Выводы традиционной истории, увязывающей баронские советы с тем, что у нас называется Палатой общин, выглядят притянутыми за уши, как попытка объявить жезл спикера Палаты общин той же самой булавой, которой бароны пользовались в бою. Симон де Монфор[283] отнюдь не был энтузиастом идеи британской конституции, придуманной вигами, но в каком-то отношении он все-таки был энтузиастом. Считается, что он основал парламент в припадке безрассудства, однако ум у него определенно был, причем в самом ответственном и даже религиозном смысле. У него был именно тот ум, который сделал его отца яростным борцом с еретиками[284]. Сын пошел по стопам отца, унаследовав его грозный меч, пока сам не пал при Ившеме[285].
Великая хартия вольностей вовсе не была шагом к демократии, но она была шагом от деспотии. Если мы примем эту двойственную истину как она есть, то у нас появится что-то вроде ключа ко всей последующей английской истории. Весьма рыхлый класс аристократии не только получил свободу, но зачастую сам же и олицетворял ее. История Англии кратко может быть описана французским девизом «Свобода, равенство и братство» с той оговоркой, что англичане искренне любили первую его составляющую и сбросили с хвоста две остальные.
Произошедшее усложнение системы ко многому вынудило и корону, и новое, более национально ориентированное поколение знати. Но это было именно усложнение, в то время как чудо – штука простая, понятная любому человеку.
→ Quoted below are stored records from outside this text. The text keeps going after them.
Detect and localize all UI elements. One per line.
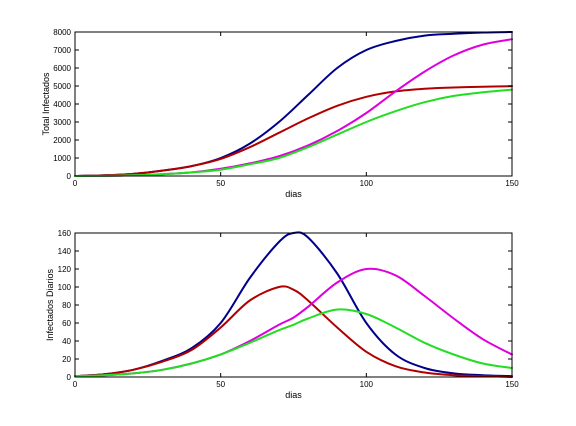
y-tick-label: 100 (58, 283, 72, 292)
panel-1-series-1-line (74, 31, 513, 177)
y-tick-label: 7000 (53, 46, 71, 55)
x-tick-label: 50 (216, 179, 225, 188)
y-tick-label: 140 (58, 247, 72, 256)
x-axis-label: dias (285, 390, 302, 400)
panel-2-series-4-line (74, 308, 513, 378)
x-tick-label: 150 (505, 179, 519, 188)
x-tick-label: 100 (360, 179, 374, 188)
y-tick-label: 80 (62, 301, 71, 310)
y-tick-label: 2000 (53, 136, 71, 145)
y-tick-label: 1000 (53, 154, 71, 163)
y-tick-label: 6000 (53, 64, 71, 73)
chart-panel-2: 0 50 100 150 0 20 40 60 80 100 120 140 160 dias Infect… (45, 229, 519, 400)
x-tick-label: 100 (360, 380, 374, 389)
y-tick-label: 5000 (53, 82, 71, 91)
chart-panel-1: 0 50 100 150 0 1000 2000 3000 4000 5000 6000 7000 80… (41, 28, 519, 199)
panel-1-series-2-line (74, 85, 513, 177)
panel-2-series-1-line (74, 231, 513, 378)
y-tick-label: 40 (62, 337, 71, 346)
y-tick-label: 0 (67, 373, 72, 382)
y-tick-label: 120 (58, 265, 72, 274)
x-tick-label: 150 (505, 380, 519, 389)
panel-1-series-4-line (74, 88, 513, 177)
x-tick-label: 50 (216, 380, 225, 389)
x-axis-label: dias (285, 189, 302, 199)
panel-2-series-3-line (74, 267, 513, 378)
y-tick-label: 3000 (53, 118, 71, 127)
panel-2-axes-frame (74, 232, 513, 378)
panel-1-axes-frame (74, 31, 513, 177)
y-axis-label: Total Infectados (41, 72, 51, 136)
y-tick-label: 4000 (53, 100, 71, 109)
y-tick-label: 0 (67, 172, 72, 181)
y-tick-label: 60 (62, 319, 71, 328)
y-axis-label: Infectados Diarios (45, 268, 55, 341)
panel-2-series-2-line (74, 285, 513, 378)
y-tick-label: 160 (58, 229, 72, 238)
y-tick-label: 8000 (53, 28, 71, 37)
x-tick-label: 0 (73, 179, 78, 188)
x-tick-label: 0 (73, 380, 78, 389)
y-tick-label: 20 (62, 355, 71, 364)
Воплощаемость или невоплощаемость идей святого Томаса Бекета осталась для истории загадкой – белое пламя его смелой теократии было погашено, дело его жизни осталось несделанным точно так же, как волшебная сказка бывает нерассказанной. Но память о святом Томасе не стерлась, она была востребована простыми людьми, для которых он оказался куда более полезен мертвым, нежели живым. В следующей главе мы рассмотрим, что именно он олицетворял в Средние века для простых людей и насколько непривычен нам сейчас подобный строй мыслей.
В предыдущей главе мы уже рассмотрели, как в век Крестовых походов самые необычайные вещи вдруг становились самыми обыденными, а люди строили картину мира по рассказам путешественников, так как еще не существовало национальных газет. Красочные иллюстрации из мартирологов знакомили самых невежественных людей с ужасными историями, творящимися за пределами их мира. Там был и епископ, с которого датчане содрали кожу, и девственница, сожженная сарацинами, и святой, которого побили камнями евреи, и другой святой, располосованный на ремни неграми.
Я не склонен думать, будто тот факт, что среди этих картинок появилась и такая, на которой один из самых величественных святых встретил свою смерть от рук английского монарха, можно счесть несущественным. В примитивных героических легендах того времени можно встретить сюжет про двух друзей, один из которых, не рассчитав, ударил другого слишком сильно и убил. Может быть, исток этого сюжета в той давней истории. Суждения о ней уже не произносили вслух, но в сознании народа на короне навсегда осталась загадочная печать, вроде той, какой наградили Каина – тавро изгоя отпечаталось на английских королях.